Crowley is good (or at the very least 'not evil')
You will notice that these two facets to Aziraphale's existence are, of course, mutually exclusive; a benevolent God would never have caused Crowley to Fall, a 'Good' Crowley would never have disobeyed a benevolent God and Fallen.
But it is absolutely integral to Aziraphale's very self that he believes equally strongly in both of these things. A kind of double-think is required to achieve this: the tenuous idea that a perfect, omnipotent God made a mistake in allowing Crowley to Fall. Or, in the passive voice as Aziraphale would no doubt phrase it (when he doesn't avoid thinking too hard about the matter altogether): A Mistake Was Made.
A mistake was made, somehow, by a God that is simultaneously incapable of error. Obviously, Crowley never should have Fallen. There was some sort of oversight or administerial miscalculation. This is how his two fundamental beliefs remain in delicate balance, neither disproving the other (mostly because he does a whole lot of Not Thinking About It Too Hard).
To doubt either side would be to absolutely shatter him.
This is my explanation for the final fifteen (and a prediction for S3).
He asks Crowley to come with him to Heaven and become an angel again because he thinks it's perfectly obvious that he never should have Fallen in the first place; reinstatement as an angel (from Aziraphale's point of view) is not a fundamental change in Crowley's nature, but merely the righting of a cosmic wrong, a return to what should be the status quo. He doesn't even see that he's asking Crowley to change anything at all other than perhaps the colour of his robe, because to him, Crowley is already an essentially Good creature ("at heart, just a little bit, a good person").
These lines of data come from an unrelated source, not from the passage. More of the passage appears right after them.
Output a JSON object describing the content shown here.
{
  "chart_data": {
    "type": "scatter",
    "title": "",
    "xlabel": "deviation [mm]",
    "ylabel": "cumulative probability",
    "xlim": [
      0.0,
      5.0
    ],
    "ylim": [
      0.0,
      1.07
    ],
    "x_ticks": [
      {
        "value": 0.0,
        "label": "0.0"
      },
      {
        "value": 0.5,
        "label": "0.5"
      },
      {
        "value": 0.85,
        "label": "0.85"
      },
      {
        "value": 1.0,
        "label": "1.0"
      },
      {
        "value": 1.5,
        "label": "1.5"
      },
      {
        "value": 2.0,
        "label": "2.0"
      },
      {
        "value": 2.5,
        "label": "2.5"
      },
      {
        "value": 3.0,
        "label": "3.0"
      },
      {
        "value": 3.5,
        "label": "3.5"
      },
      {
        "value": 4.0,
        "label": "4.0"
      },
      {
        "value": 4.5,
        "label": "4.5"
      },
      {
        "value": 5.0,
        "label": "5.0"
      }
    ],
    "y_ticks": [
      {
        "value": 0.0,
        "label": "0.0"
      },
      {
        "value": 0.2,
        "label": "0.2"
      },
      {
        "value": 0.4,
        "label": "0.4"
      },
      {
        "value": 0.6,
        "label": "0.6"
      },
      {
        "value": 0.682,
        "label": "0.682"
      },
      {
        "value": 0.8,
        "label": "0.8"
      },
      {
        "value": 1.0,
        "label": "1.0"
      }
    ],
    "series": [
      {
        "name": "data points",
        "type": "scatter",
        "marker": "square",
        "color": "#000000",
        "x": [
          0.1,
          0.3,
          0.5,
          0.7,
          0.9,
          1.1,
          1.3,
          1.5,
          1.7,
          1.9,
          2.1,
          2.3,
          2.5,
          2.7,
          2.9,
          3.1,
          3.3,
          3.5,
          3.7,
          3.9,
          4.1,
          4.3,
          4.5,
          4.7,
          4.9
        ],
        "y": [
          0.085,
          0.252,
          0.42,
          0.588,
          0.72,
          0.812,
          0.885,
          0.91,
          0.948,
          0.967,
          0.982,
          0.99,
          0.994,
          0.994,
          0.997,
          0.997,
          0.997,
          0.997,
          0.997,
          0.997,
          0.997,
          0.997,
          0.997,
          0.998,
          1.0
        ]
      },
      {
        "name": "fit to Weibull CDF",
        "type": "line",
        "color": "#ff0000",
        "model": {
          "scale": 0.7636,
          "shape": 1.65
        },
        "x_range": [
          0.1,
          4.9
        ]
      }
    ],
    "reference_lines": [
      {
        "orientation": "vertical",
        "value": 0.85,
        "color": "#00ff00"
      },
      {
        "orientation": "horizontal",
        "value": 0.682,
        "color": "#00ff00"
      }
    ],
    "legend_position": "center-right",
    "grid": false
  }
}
When he says "We can be together. Angels! Doing good!" - it's because he understands this is basically what they've been openly doing together this whole time, at least since the birth of the Antichrist. To his perspective, nothing changes at all except for the label on the tin.
... The tragedy is that he's wrong, of course. Not about Crowley being Good, but about God.
And Crowley knows this - it's why the line "I understand. I think I understand a whole lot better than you do" is so gentle but so devastating. The audience, not being a victim of Aziraphale's desperately white-knuckled grip on his own double-think, understands just as Crowley does.
(The only thing I think that Crowley doesn't understand - and fair enough - is where his Angel is really coming from here. Hence the heartbreak.)
My season 3 prediction: The delicate balance of The Two Tenets Of Aziraphale will finally be broken beyond any hope of recovery. Aziraphale's self will shatter. He will have to choose.
And I think when it comes down to it, we all know where his faith truly lies.
Watching him realise that is going to be just delicious.